The license has more limitations than anything else. It stops Chevron from paying taxes or royalties to the Venezuelan government (*). Though not explicitly written, many sources state Venezuelan state oil company PDVSA will not receive profits from the oil sales, which are intended to pay down debt to the giant corporation. Furthermore, crude can only be exported to US refineries.
Additionally, the license “does not authorize other activity with PDVSA” while stating that “other Venezuela-related sanctions and restrictions remain in place.” Nonetheless, the US Treasury somehow claims that this would “alleviate the suffering of the Venezuelan people.”
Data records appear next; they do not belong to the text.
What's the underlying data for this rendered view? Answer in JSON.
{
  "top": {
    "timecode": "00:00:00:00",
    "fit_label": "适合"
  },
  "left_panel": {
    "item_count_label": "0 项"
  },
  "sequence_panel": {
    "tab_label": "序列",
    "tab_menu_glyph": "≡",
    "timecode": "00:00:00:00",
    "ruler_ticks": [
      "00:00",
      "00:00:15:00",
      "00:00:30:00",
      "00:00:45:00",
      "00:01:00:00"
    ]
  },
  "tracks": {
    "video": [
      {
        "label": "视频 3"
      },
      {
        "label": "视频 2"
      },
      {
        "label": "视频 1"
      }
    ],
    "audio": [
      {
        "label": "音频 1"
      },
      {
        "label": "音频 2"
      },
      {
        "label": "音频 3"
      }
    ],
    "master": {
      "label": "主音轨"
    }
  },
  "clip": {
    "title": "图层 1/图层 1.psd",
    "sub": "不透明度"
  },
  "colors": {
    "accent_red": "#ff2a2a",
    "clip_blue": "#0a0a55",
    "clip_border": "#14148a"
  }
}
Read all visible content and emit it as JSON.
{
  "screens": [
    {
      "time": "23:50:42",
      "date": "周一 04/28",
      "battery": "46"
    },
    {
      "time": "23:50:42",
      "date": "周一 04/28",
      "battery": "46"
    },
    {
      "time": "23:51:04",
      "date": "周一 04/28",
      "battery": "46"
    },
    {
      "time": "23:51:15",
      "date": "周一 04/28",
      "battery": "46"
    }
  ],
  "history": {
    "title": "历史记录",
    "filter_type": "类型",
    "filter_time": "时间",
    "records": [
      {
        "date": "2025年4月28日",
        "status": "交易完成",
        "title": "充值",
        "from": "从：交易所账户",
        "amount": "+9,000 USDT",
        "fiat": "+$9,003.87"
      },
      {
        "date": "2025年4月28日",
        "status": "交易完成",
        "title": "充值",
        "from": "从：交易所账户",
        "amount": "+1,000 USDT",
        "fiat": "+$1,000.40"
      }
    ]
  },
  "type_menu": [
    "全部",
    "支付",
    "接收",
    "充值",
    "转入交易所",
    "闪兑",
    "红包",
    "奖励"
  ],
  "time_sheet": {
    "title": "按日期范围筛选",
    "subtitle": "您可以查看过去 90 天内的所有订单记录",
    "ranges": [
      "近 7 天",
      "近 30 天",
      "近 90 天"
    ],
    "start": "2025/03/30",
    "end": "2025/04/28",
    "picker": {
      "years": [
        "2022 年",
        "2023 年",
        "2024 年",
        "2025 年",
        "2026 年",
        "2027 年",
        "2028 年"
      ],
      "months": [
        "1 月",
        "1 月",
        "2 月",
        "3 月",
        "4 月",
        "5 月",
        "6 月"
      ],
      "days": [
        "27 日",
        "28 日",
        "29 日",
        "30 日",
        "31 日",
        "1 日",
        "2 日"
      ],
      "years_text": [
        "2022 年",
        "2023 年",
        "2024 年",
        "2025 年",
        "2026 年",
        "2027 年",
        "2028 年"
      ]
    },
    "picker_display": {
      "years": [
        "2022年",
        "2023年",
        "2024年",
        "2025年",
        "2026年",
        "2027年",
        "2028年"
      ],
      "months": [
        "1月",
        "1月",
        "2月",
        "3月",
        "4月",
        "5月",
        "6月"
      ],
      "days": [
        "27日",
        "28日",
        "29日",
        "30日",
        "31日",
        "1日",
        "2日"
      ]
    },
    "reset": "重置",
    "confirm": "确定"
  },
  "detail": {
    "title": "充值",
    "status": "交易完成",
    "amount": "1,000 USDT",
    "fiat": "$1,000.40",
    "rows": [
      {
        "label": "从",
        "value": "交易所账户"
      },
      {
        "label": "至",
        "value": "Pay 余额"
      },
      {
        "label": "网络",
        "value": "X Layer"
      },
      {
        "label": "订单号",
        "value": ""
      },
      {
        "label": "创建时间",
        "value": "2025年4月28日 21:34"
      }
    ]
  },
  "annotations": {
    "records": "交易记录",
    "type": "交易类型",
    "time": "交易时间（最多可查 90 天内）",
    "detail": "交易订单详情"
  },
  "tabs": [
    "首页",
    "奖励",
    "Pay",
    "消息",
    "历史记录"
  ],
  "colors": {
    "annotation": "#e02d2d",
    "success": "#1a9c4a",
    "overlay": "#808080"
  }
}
The only way to alleviate the years-long suffering of the Venezuelan people would be lifting all US-led sanctions against the economy, returning foreign-based seized assets and frozen funds, and stopping the financing of violent coup attempts and self-proclaimed “presidents” who facilitate the aforementioned crimes.
Unsurprisingly, the Venezuelan government is reportedly not thrilled with the Chevron license conditions, according to sources consulted by Reuters. PDVSA and Venezuela’s Oil Minister Tareck El Aissami have yet to confirm if Chevron will restart operations. For its part, the California-based company is eager to ship crude as soon as next month.
The Maduro government has never just rolled over to accommodate US demands. In August, Caracas suspended oil cargoes to Europe after deciding that the oil-for-debt swap deals with Italy’s Eni and Spain’s Repsol were not reciprocal enough. The shipments later resumed but these companies are taking diluted crude oil (DCO), a lower-value blend.
Sovereignty over Venezuela’s resources was a crucial and hard-earned victory during the Chávez government after decades of bending over backwards for US corporations and receiving scraps. The historical 2001 Hydrocarbon Law increased oil royalties paid by transnational companies from 1 to 33.33 percent and set a 51 percent minimum state stake in all joint ventures with PDVSA. Wealth redistribution allowed for significant improvements in the population’s living conditions.
The Chevron license terms could expand in the future, and it could be a precedent for other licenses, but this seems very unlikely. Washington has conditioned any sanctions relief to the negotiation of “free elections” between the democratically elected Maduro government and the rightwing opposition.
In 2024, the Venezuelan people will vote to elect (or re-elect) their leader through a process that has been internationally credited as transparent by everyone who has bothered to witness it. The White House, however, only considers elections worthy of recognition when a US-friendly politician becomes president. Otherwise, Venezuelans will just have to continue enduring sanctions.
The resumed government-opposition dialogue process in Mexico had another consequence besides the Chevron license. The delegations signed an agreement to release US $3 billion in Venezuelan frozen funds abroad to be managed by the United Nations (UN) to invest in education, public health, food security, and electricity programs.
It is good news because many people will get much-needed humanitarian aid but the sheer audacity of it all is astonishing. Washington has stolen billions in Venezuelan assets and resources, prohibited their use for essential imports while people were dying from lack of medicines, and now the only way to access them is through a third party and intermediary NGOs.
Reasonably, upon hearing about the Chevron license and the UN-managed funds, outrage has exploded among Venezuelans on social media. Some invoked Hugo Chávez’s iconic anti-imperialist battle cry: “Go to hell, Yankees de mierda!”
Venezuela should not have to negotiate control over its resources!
(*) There has been confusion surrounding this issue, with some analysts claiming this prohibition is more of a smokescreen since it is the joint ventures, where Chevron has minority stakes, that are supposed to pay taxes and royalties.